Stamford, Conn. — With early April contract pricing up about 5 percent on the previous month for both DDR2 and DDR3 devices, the latest price increase has led some major PC vendors to cut content per box, reports Gartner Inc. The reason: The latest increase pushes the cost of 4 GB of DRAM to $90 or more and close to 15 percent of the bill of materials (BOM).

The only other time content-per-box was reduced as a result of increasing DRAM costs was in the first quarter of 2002 when pricing rose 129 percent quarter over quarter as the DRAM market came out of the recession, reports Gartner. At that time, average content was reduced by 10 percent for the quarter before returning to growth in the following quarter.

Content reductions is expected in both the consumer and professional markets although the desire to reduce costs will be felt more in the consumer market, said Gartner. Changes won’t happen overnight due to contracts with large retailers, which will have to be renewed with lower specifications, said Garner.

Gartner expects the lower content configurations will remain in place for at least one quarter. As a result, PC content growth will likely be 18 percent in 2010 instead of the current forecast of 30 percent, dropping the overall industry growth to 47 percent compared to the current forecast of 55 percent.

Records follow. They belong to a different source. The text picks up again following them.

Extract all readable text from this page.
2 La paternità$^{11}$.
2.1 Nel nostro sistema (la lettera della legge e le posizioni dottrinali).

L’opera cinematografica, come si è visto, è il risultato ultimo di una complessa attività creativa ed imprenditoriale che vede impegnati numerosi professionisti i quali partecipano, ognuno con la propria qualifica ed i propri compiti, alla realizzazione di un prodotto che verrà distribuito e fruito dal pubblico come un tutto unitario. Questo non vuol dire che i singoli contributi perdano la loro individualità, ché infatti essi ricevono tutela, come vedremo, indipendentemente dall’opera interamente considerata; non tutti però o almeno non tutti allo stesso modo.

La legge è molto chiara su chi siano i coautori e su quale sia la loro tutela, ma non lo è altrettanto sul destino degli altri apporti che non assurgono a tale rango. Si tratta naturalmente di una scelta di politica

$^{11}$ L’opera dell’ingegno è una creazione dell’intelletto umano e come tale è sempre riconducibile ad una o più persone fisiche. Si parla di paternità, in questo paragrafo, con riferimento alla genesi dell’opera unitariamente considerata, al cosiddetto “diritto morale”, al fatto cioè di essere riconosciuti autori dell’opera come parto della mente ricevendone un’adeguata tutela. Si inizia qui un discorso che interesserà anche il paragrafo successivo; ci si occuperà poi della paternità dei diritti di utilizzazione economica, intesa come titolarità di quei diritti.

On the supply side, it doesn’t appear that reductions in PC content will change supply-and-demand dynamics in the industry this year but vendors will likely be more profitable due to higher pricing. How quickly DRAM vendors spend those profits on capacity will determine the outlook over the next few years, said analysts.

While spot pricing for DDR3 DRAMs edged up last week, DDR2 pricing was down slightly, according to Gartner. Average spot pricing across all densities and technologies was down 0.5 percent last week compared to the previous week, settling at $3.02 on a 1-Gb equivalent basis.


In the NAND market, spot prices remained virtually unchanged across most device types, with the exception of the 8-Gb MLC part, with average price increases of about 2.5 percent.


Gartner said demand for NAND memory remains relatively healthy as the industry enters the seasonally slower second quarter.